Coronavirus: Resilient together

Coronavirus in Nigeria

By Ekpa Stanley Ekpa Esq

 

SIR: As the coronavirus crisis continues to ravage the world, shutting down major sectors and leaving scientific, economic, political and social consequences, our creative perception is questioned – is everything ever going to be okay again?

Given that we are in a world that has resiliently overcome multiple pandemics and crisis over many centuries since the 541 AD pestilence broke out in the city of Pelusium, we will overcome this moment too.

Before the expected end to this pandemic, we are left with few leading options of doing our best to stay safe, utilize the moment and emerge refueled. We must use this moment of lockdown to prepare ourselves to unlock the future together.

Our generation is at a lucky trajectory of history when nature conspires to lock down humanity. This is a great opportunity for us to unplug and reboot our processes; a time to refresh, renew and restore; and a time to refill, refuel and reinvent ourselves for the emerging global order.

Sir Isaac Newton‘a generation emerged out of their own lockdown with sustainable solutions and innovation for mankind’s most complex needs. We have the advantage of technology and digital diversity that can help us to channel our energy to learn, catch fun and create new values.

In 1665-65 when the Bubonic plague broke out, young Isaac Newton was one of the students sent home due to the lockdown. He was at Cambridge when the plague broke out. Like the current case, academic institutions were closed.

Stuck on his family estate in rural Lincolnshire, he was deeply engrossed to nature’s designs and keenly observed how an apple falling from a tree responded to the same force as the moon orbiting the earth, this led him to a theory of gravity; and also noticed light in its many colors and began to think about optics.

Today, while we continue to celebrate the inventions of that generation, this is our time to galvanize our generation for bold, creative, innovative and sustainable solutions for the collective survival of mankind.

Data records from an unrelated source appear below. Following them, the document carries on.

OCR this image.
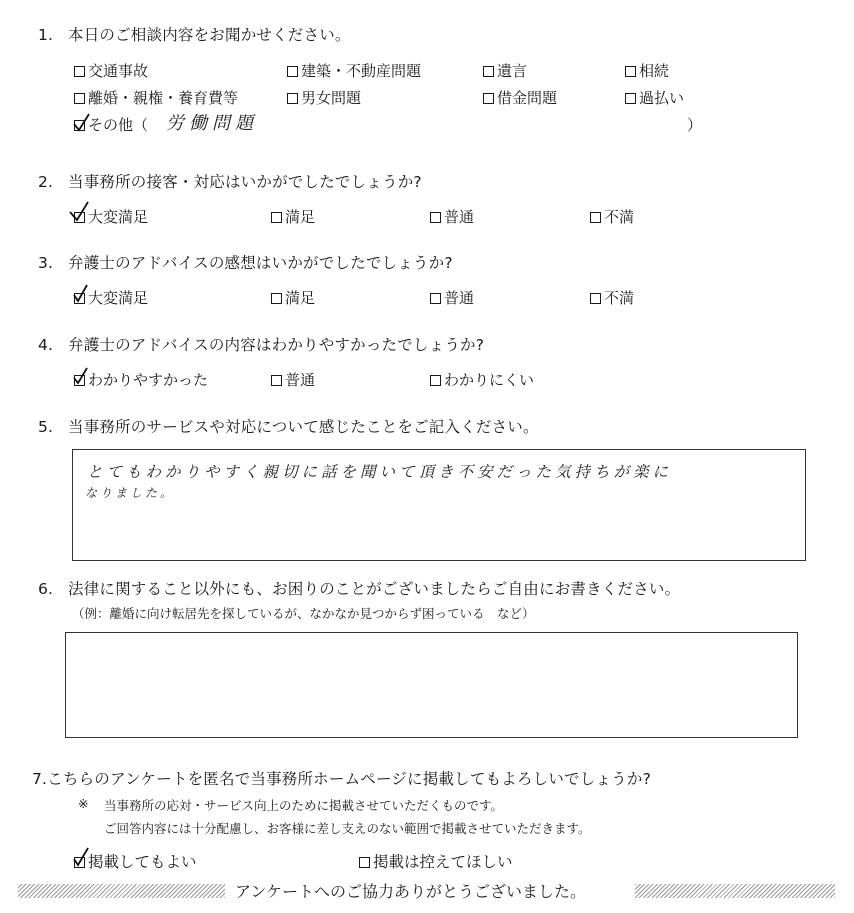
1. 本日のご相談内容をお聞かせください。
交通事故	建築・不動産問題	遺言	相続
離婚・親権・養育費等	男女問題	借金問題	過払い
その他（ 労働問題	）
2. 当事務所の接客・対応はいかがでしたでしょうか?
大変満足	満足	普通	不満
3. 弁護士のアドバイスの感想はいかがでしたでしょうか?
大変満足	満足	普通	不満
4. 弁護士のアドバイスの内容はわかりやすかったでしょうか?
わかりやすかった	普通	わかりにくい
5. 当事務所のサービスや対応について感じたことをご記入ください。
とてもわかりやすく親切に話を聞いて頂き不安だった気持ちが楽に
なりました。
6. 法律に関すること以外にも、お困りのことがございましたらご自由にお書きください。
（例：離婚に向け転居先を探しているが、なかなか見つからず困っている　など）
7.こちらのアンケートを匿名で当事務所ホームページに掲載してもよろしいでしょうか?
※ 当事務所の応対・サービス向上のために掲載させていただくものです。
ご回答内容には十分配慮し、お客様に差し支えのない範囲で掲載させていただきます。
掲載してもよい	掲載は控えてほしい
アンケートへのご協力ありがとうございました。
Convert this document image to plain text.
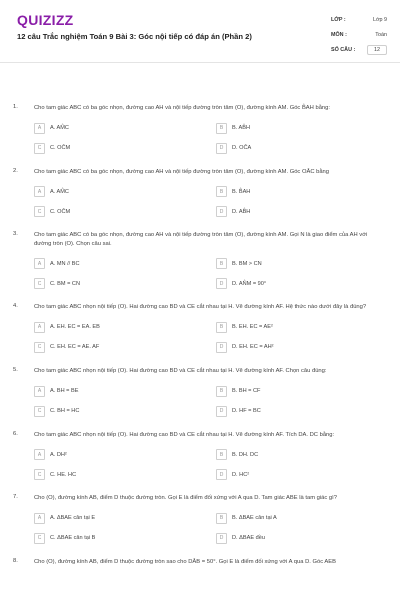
QUIZIZZ
12 câu Trắc nghiệm Toán 9 Bài 3: Góc nội tiếp có đáp án (Phần 2)
LỚP :	Lớp 9
MÔN :	Toán
SỐ CÂU :	12
1.	Cho tam giác ABC có ba góc nhọn, đường cao AH và nội tiếp đường tròn tâm (O), đường kính AM. Góc B̂AH bằng:
A	A. AM̂C	B	B. AB̂H
C	C. OĈM	D	D. OĈA
2.	Cho tam giác ABC có ba góc nhọn, đường cao AH và nội tiếp đường tròn tâm (O), đường kính AM. Góc OÂC bằng
A	A. AM̂C	B	B. B̂AH
C	C. OĈM	D	D. AB̂H
3.	Cho tam giác ABC có ba góc nhọn, đường cao AH và nội tiếp đường tròn tâm (O), đường kính AM. Gọi N là giao điểm của AH với đường tròn (O). Chọn câu sai.
A	A. MN // BC	B	B. BM > CN
C	C. BM = CN	D	D. AN̂M = 90°
4.	Cho tam giác ABC nhọn nội tiếp (O). Hai đường cao BD và CE cắt nhau tại H. Vẽ đường kính AF. Hệ thức nào dưới đây là đúng?
A	A. EH. EC = EA. EB	B	B. EH. EC = AE²
C	C. EH. EC = AE. AF	D	D. EH. EC = AH²
5.	Cho tam giác ABC nhọn nội tiếp (O). Hai đường cao BD và CE cắt nhau tại H. Vẽ đường kính AF. Chọn câu đúng:
A	A. BH = BE	B	B. BH = CF
C	C. BH = HC	D	D. HF = BC
6.	Cho tam giác ABC nhọn nội tiếp (O). Hai đường cao BD và CE cắt nhau tại H. Vẽ đường kính AF. Tích DA. DC bằng:
A	A. DH²	B	B. DH. DC
C	C. HE. HC	D	D. HC²
7.	Cho (O), đường kính AB, điểm D thuộc đường tròn. Gọi E là điểm đối xứng với A qua D. Tam giác ABE là tam giác gì?
A	A. ΔBAE cân tại E	B	B. ΔBAE cân tại A
C	C. ΔBAE cân tại B	D	D. ΔBAE đều
8.	Cho (O), đường kính AB, điểm D thuộc đường tròn sao cho DÂB = 50°. Gọi E là điểm đối xứng với A qua D. Góc AEB
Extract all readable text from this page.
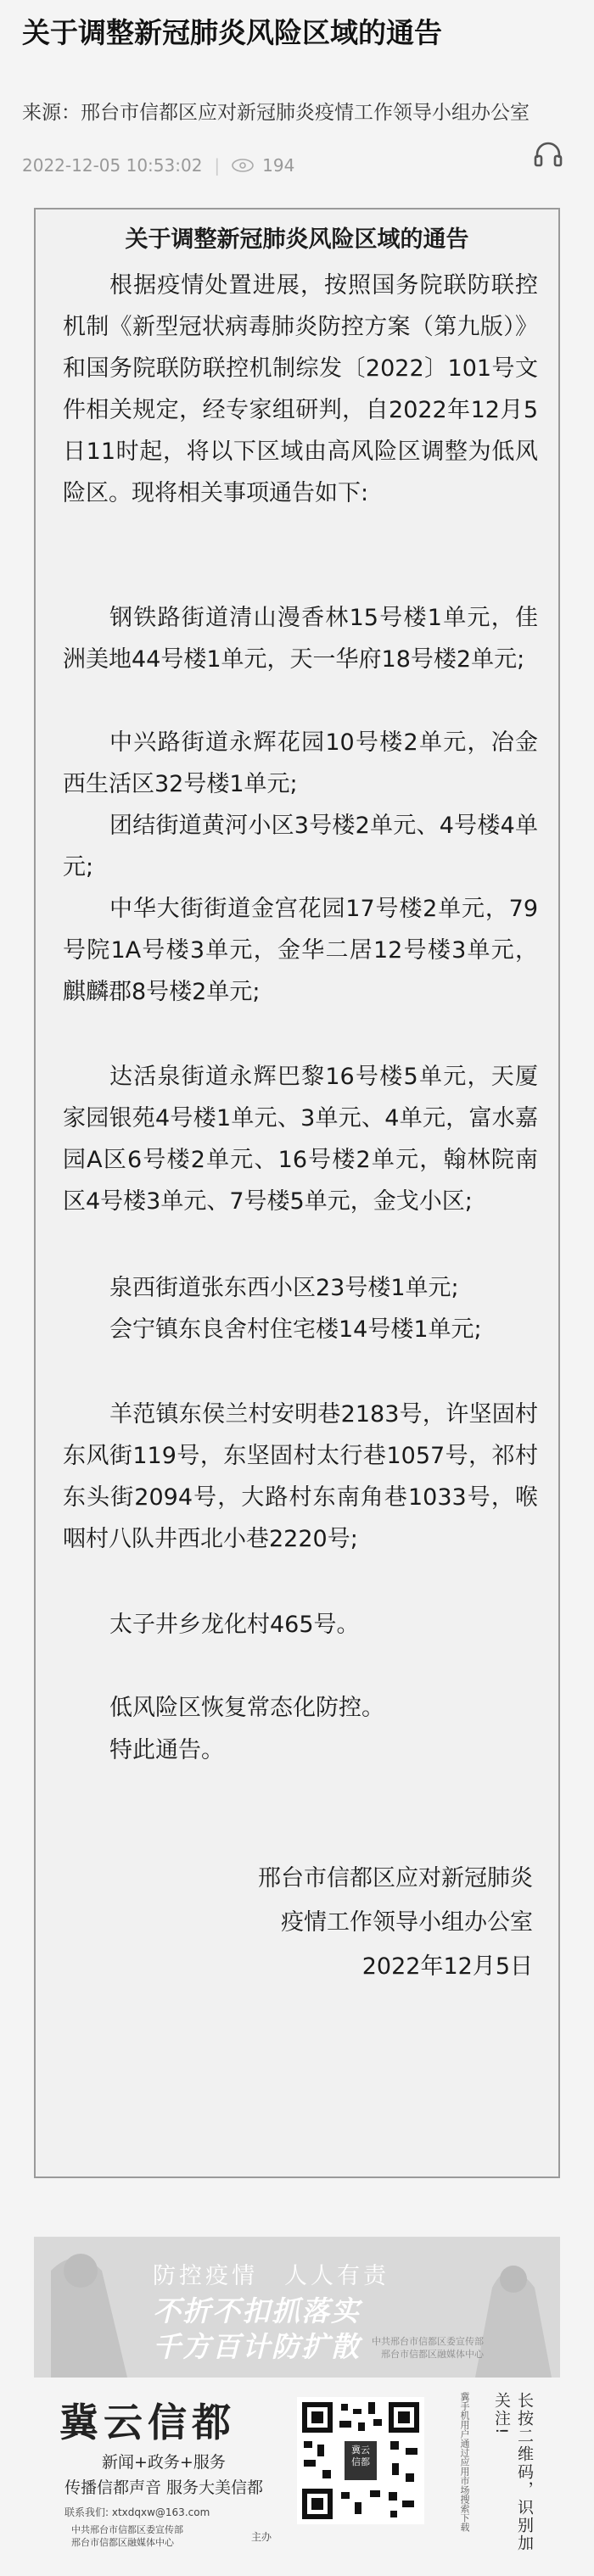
关于调整新冠肺炎风险区域的通告
来源：邢台市信都区应对新冠肺炎疫情工作领导小组办公室
2022-12-05 10:53:02 |	194
关于调整新冠肺炎风险区域的通告
根据疫情处置进展，按照国务院联防联控机制《新型冠状病毒肺炎防控方案（第九版）》和国务院联防联控机制综发〔2022〕101号文件相关规定，经专家组研判，自2022年12月5日11时起，将以下区域由高风险区调整为低风险区。现将相关事项通告如下:
钢铁路街道清山漫香林15号楼1单元，佳洲美地44号楼1单元，天一华府18号楼2单元;
中兴路街道永辉花园10号楼2单元，冶金西生活区32号楼1单元;
团结街道黄河小区3号楼2单元、4号楼4单元;
中华大街街道金宫花园17号楼2单元，79号院1A号楼3单元，金华二居12号楼3单元，麒麟郡8号楼2单元;
达活泉街道永辉巴黎16号楼5单元，天厦家园银苑4号楼1单元、3单元、4单元，富水嘉园A区6号楼2单元、16号楼2单元，翰林院南区4号楼3单元、7号楼5单元，金戈小区;
泉西街道张东西小区23号楼1单元;
会宁镇东良舍村住宅楼14号楼1单元;
羊范镇东侯兰村安明巷2183号，许坚固村东风街119号，东坚固村太行巷1057号，祁村东头街2094号，大路村东南角巷1033号，喉咽村八队井西北小巷2220号;
太子井乡龙化村465号。
低风险区恢复常态化防控。
特此通告。
邢台市信都区应对新冠肺炎
疫情工作领导小组办公室
2022年12月5日
防控疫情　人人有责
不折不扣抓落实
千方百计防扩散 中共邢台市信都区委宣传部
邢台市信都区融媒体中心
冀云信都
新闻+政务+服务
传播信都声音 服务大美信都
联系我们: xtxdqxw@163.com
中共邢台市信都区委宣传部
邢台市信都区融媒体中心	主办
冀云信都	长按二维码，识别加关注!
冀手机用户通过应用市场搜索下载
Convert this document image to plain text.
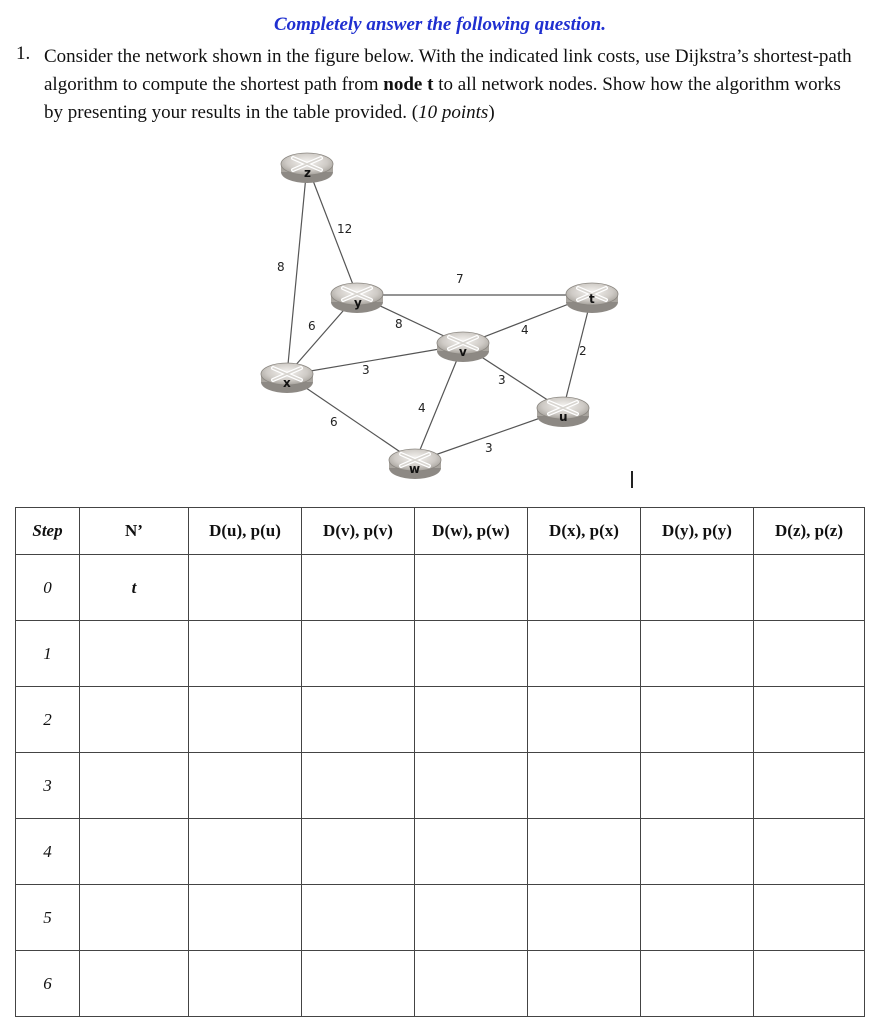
Completely answer the following question.
1. Consider the network shown in the figure below. With the indicated link costs, use Dijkstra’s shortest-path algorithm to compute the shortest path from node t to all network nodes. Show how the algorithm works by presenting your results in the table provided. (10 points)
12
8
7
6	8	4
2
3
3
6
4
3
z
y	t
v
x
u
w
Step	N’	D(u), p(u)	D(v), p(v)	D(w), p(w)	D(x), p(x)	D(y), p(y)	D(z), p(z)
0	t						
1							
2							
3							
4							
5							
6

Read Also: Five days of lockdown feel like five years – Lagosians cry out

 

Though it seems we have lost the original age of humanity, this crisis gives us another chance to stand together to build a more harmonious humanity; though we are tried and bruised, but from Beijing to Berlin, from California to Chile, from Netherlands to Nigeria, we shall recover and rebuild the world. No virus can tire nor cut the fabrics of human resilience, and now is the best moment in human history to put our collective resistance to creative use.

But we can only overcome this deadly pandemic if we continue to act fast and openly in contact tracing, testing and quarantining. We must ensure a coordinated and transparent application of public-private and philanthropic support and resources to tackling the pandemic.

We must shun our greed by ensuring that no dime is misappropriated. It would amount to the highest degree of crime against humanity if anyone is found to wrongly channel resources designated to fight the pandemic for personal use.

We must also ensure equality, respect for human dignity, social inclusion in attending to all patients and shun any form of discrimination and stigmatization.

We owe our country and the entire community of humanity a duty to keep safe and take individual responsibility in curtailing the spread of the pandemic; we owe ourselves a duty to observe all recommended preventive and precautionary measures of social distancing; we owe the society a duty of care by staying indoors and help halt the spread of the pandemic.

And those within rural communities, people must be cautioned to apply safety measures even in their wrongly assumed immunity from contaminating the pandemic. No class, race, or commons is immune from infection.

Beyond this, we owe ourselves a duty of care at this moment. You do not have to be a billionaire before you reach out to people you can support and supplement their means of survival while staying indoors.

We must live and practice love through this hard moment. If we cannot control nature’s designs, we must love to control the effects on human borders. Let’s all be proud part of the solutions this moment’s crisis demand. Spread only verified information that can help others stay healthy and safe.